Pension funds and insurance companies in Ghana can provide longterm low interest capital for such projects.
Thinking the unthinkable, also entails designing initiatives that make regular assured tax-revenues available to governments-of-day.
Building new green climate resilient housing for slum-dwellers in new purpose built green communities, for example, will make it possible to raze down slums across Ghana, and facilitate the building of new world-class high-end mixed commercial and residential developments, in areas where hitherto slums existed, nationwide.
The aforementioned policy, will be made possible, by the provision of 100-year generational levelling-up funds, for individuals and families, that apply for them, to underpin the building of new green family homes for slum dwellers, in new planned green climate-resilient communities across the landmass of the Republic of Ghana - with repayments from such loans providing revenues for pension funds and insurance companies that provide them, as well as taxes for governments-of-the-day.
Finally, to transform rural Ghana into an area of prosperity, we must encourage the brightest and best entrepreneurs in our country to invest in the agricultural sector, and ensure food security, by thinking the unthinkable - making the whole of our national economy's agricultural sector, not just the cocoa industry, tax free.

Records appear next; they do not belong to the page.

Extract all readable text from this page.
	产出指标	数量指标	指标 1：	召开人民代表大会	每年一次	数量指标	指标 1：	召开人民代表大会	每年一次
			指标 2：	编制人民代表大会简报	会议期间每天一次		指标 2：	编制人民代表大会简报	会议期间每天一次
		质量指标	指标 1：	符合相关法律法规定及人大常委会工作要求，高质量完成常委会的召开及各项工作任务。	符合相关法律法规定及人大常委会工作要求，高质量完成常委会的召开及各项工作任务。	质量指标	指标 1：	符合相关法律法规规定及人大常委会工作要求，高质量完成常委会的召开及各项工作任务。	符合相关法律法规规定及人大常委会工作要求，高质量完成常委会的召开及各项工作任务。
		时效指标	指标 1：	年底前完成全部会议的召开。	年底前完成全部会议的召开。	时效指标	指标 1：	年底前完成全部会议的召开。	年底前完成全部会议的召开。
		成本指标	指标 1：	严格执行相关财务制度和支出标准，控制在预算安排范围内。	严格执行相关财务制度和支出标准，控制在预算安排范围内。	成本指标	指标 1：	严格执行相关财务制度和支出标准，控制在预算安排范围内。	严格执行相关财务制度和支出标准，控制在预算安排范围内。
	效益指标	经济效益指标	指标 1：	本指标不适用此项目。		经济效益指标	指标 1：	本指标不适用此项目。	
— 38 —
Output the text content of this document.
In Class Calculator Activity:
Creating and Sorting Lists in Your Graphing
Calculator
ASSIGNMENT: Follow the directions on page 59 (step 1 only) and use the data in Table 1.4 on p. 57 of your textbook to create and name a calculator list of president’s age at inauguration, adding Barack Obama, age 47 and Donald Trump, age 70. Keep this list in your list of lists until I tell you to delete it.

That can be done by replicating the brilliant Western Regional organic agripreneur, Issa Ouedraogo's unique profit-sharing climate smart organic farming model, which uses agroforestry principles, to empower its value-chain's oil palm smallholder farmer-stakeholders to bootstrap their way out of poverty to financial independence, for all our key crops, nationwide. These are just a few examples of thinking the unthinkable, if we want to rescue Mother Ghana from the doldrums.